Nigeria’s federal government has in clear terms ruled out turning over the 1,130 Benin bronzes presently in possession of the German government to any individuals or subnational groups when the artefacts are finally repatriated to the country by August 2022.
The Minister of Information and Culture Alhaji Lai Mohammed made this clarification on Saturday while addressing the press in Lagos on the efforts by the federal government to repatriate looted and smuggled artefacts from around the world.
The remarks on the heels of the controversy between the Oba of Benin Ewuare II and the Governor of Edo State Mr Godwin Obaseki over who should take possession of the artefacts.
While the monarchy is backing the return of the artefacts to a museum to be built by the palace within its premises, or alternatively, a museum to be built and managed by the federal and state governments, the governor has vouched for a private trust to take custody of, and manage the ancient precious artworks.
While shedding light on the controversy, Mohammed said that the return of the artefacts was being negotiated bilaterally between the federal government Nigeria and Germany in line with international best practice and the operative conventions and laws.
The minister, who last week led a federal delegation to Berlin to negotiate with the German authorities on the modalities for the unconditional repatriation of the artefacts that were looted from the Benin Kingdom in 1897, during a raid by the colonial government, insisted that Nigeria, rather than any sub group was the entity recognized by international law as the authority in control of antiquities originating from the country.
He added that international conventions recognized cultural heritage as properties that belong to a nation but not individuals and sub-national groups.
“Gentlemen, the Federal Government is aware of the widely-reported controversy on who will take possession of the Benin Bronzes when they are returned from Germany.
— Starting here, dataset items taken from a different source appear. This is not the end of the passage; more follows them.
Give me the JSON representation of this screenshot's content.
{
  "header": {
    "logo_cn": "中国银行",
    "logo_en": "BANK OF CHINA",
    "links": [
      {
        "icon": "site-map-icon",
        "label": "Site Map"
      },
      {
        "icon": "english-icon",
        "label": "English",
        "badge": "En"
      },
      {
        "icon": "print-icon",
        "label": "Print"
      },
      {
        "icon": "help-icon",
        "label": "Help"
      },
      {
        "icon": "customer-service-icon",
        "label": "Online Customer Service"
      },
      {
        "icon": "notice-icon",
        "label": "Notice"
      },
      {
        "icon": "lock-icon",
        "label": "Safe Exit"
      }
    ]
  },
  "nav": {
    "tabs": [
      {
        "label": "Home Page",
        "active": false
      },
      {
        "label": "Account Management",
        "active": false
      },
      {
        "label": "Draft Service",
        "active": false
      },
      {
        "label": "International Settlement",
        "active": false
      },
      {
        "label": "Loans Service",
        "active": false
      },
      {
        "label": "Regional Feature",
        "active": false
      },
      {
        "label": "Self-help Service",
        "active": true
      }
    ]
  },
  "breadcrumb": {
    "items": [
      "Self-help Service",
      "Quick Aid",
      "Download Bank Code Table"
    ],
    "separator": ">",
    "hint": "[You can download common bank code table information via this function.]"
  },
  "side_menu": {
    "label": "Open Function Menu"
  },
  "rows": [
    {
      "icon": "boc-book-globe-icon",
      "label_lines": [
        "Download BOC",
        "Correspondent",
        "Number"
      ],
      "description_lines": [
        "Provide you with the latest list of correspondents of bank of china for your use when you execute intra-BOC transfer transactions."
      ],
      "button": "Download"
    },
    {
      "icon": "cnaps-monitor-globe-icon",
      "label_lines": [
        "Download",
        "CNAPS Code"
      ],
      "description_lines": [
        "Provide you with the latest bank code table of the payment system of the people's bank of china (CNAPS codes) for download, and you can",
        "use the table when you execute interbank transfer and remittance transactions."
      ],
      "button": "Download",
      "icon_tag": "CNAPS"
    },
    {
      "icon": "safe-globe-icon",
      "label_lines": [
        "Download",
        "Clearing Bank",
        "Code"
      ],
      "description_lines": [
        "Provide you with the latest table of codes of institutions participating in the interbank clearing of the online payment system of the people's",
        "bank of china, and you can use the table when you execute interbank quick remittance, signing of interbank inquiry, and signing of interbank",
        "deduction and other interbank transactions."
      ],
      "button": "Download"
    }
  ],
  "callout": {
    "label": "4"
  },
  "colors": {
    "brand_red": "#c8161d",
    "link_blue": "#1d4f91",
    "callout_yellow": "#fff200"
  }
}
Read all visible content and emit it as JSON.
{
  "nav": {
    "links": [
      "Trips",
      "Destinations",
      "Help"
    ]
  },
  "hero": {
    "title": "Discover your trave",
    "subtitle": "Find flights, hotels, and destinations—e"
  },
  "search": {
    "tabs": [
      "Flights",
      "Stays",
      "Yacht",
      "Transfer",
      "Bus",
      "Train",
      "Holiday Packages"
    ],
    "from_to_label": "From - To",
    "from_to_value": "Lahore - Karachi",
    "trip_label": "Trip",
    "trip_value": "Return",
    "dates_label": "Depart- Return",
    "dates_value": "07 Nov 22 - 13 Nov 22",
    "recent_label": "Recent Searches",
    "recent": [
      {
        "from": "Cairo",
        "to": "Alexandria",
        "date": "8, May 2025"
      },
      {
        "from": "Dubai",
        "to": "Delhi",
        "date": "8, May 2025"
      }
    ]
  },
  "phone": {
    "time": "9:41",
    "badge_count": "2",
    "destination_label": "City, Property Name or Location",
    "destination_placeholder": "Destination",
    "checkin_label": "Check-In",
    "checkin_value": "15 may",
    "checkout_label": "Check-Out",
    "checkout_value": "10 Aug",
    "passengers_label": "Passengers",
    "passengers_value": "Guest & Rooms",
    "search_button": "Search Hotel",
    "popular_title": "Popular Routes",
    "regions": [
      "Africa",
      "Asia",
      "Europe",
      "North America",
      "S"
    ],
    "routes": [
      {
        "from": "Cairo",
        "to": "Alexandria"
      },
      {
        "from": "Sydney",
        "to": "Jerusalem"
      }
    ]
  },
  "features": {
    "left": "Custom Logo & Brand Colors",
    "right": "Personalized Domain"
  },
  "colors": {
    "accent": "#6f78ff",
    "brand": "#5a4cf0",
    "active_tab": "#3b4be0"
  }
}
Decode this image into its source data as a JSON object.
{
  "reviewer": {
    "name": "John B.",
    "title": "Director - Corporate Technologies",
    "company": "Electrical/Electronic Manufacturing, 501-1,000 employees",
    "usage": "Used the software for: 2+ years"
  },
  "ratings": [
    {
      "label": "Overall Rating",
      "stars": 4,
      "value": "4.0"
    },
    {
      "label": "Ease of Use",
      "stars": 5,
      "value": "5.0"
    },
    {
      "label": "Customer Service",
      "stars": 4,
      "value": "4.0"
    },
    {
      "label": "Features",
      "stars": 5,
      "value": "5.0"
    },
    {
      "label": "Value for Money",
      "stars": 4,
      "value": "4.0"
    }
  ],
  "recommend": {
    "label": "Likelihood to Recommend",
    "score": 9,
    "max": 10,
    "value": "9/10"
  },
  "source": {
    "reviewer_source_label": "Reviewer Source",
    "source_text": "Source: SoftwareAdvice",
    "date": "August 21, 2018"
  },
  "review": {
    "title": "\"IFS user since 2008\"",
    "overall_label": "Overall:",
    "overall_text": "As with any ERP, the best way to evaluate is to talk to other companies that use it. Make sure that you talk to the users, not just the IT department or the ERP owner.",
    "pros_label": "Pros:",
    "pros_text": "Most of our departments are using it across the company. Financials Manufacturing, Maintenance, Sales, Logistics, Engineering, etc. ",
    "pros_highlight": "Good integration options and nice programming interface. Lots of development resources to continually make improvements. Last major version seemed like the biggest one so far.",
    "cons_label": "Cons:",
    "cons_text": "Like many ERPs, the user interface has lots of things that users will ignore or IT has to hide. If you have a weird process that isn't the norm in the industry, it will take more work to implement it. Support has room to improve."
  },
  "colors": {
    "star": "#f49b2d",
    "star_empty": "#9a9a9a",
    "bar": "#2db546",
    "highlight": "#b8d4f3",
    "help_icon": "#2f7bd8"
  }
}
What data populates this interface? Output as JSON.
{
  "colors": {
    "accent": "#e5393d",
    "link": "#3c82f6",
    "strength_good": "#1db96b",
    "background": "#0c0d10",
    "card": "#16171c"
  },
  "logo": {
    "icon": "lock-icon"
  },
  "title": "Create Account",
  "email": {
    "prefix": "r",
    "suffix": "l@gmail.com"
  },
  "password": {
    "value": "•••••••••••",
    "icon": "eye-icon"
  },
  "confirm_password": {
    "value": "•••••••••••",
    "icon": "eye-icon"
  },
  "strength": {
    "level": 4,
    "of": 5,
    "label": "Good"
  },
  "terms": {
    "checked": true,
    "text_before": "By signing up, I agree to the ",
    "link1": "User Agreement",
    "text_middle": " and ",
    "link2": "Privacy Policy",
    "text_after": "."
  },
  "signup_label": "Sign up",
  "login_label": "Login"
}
Let me state clearly here that, in line with international best practice and the operative Conventions and laws, the return of the artefacts is being negotiated bilaterally between the national governments of Nigeria and Germany.
“Nigeria is the entity recognized by international law as the authority in control of antiquities originating from Nigeria.
“The relevant international Conventions treat heritage properties as properties belonging to the nation and not to individuals or subnational groups,” the minister said.
He added that Article 1 of the UNESCO Convention in 1970, defined cultural property as property specifically designated by that nation;
He stressed that the article allowed an individual nation to determine what it regards as its cultural property, adding the federal government through the Federal Ministry of Information and Culture and the National Commission for Museums and Monuments – has in working assiduously over the past years to repatriate the looted artefacts in collaboration with important traditional institutions and state governments.
“What we are saying in essence is that the Federal government will take possession of these antiquities, because it is its duty to do so, in line with the extant laws. But we have always exercised this right in cognizance of that culture that produced the art works. That is why the Ministry of Information and Culture and the National Commission for Museums and Monuments have always involved both the Edo State government and the Royal Benin Palace in discussions and negotiations that have now resulted in the impending return of these antiquities,” Mohammed said.
The minister also revealed that the federal government has instituted a claim in Paris before the Intergovernmental Committee for Promoting the Return of Cultural Property to it Countries of Origin or its Restitution in case of Illicit Appropriation (ICPRCP), against a Belgian who wanted to auction an Ife Bronze head valued at $5 million, at least.
According to the minister, the Ife Bronze antiquity had been seized by the London Metropolitan Police, pending the decision on who the true owner is.
In addition, he said the federal government had also secured a date in October 2021 for the repatriation of antiquities from the Metropolitan Museum in New York.
He said the antiquities consisted of two important Benin Bronzes and an exquisite Ife Bronze head.
“Gentlemen, even though not everyone in possession of these artefacts is willing to return them, we remain undeterred as we have deployed all legal and diplomatic means and we have been recording successes in our quest for repatriation. Here are some of the successes we have recorded since that press conference in 2019:
– In October 2020, The Netherlands returned a highly-valued 600-year-old Ife Terracotta.
– In March 2021, the University of Aberdeen in Scotland agreed to return a Benin Bronze from its collections. We shall take possession of this in October this year.
– In April 2021, we received a bronze piece from Mexico.
– The University of Cambridge in the United Kingdom has also agreed to return a disputed Benin artefact. We will soon commence the procedure for the repatriation of this highly-valued piece”.
The minister assured that the federal government will ensure the repatriation of not just the Benin artefacts, as it is equally working towards repatriating Ife Bronzes and Terracotta, Nok Terracotta, Owo Terracotta, the arts of the Benue River Valley, the Igbo Ukwu, the arts of Bida, the arts of Igala, Jukun among others.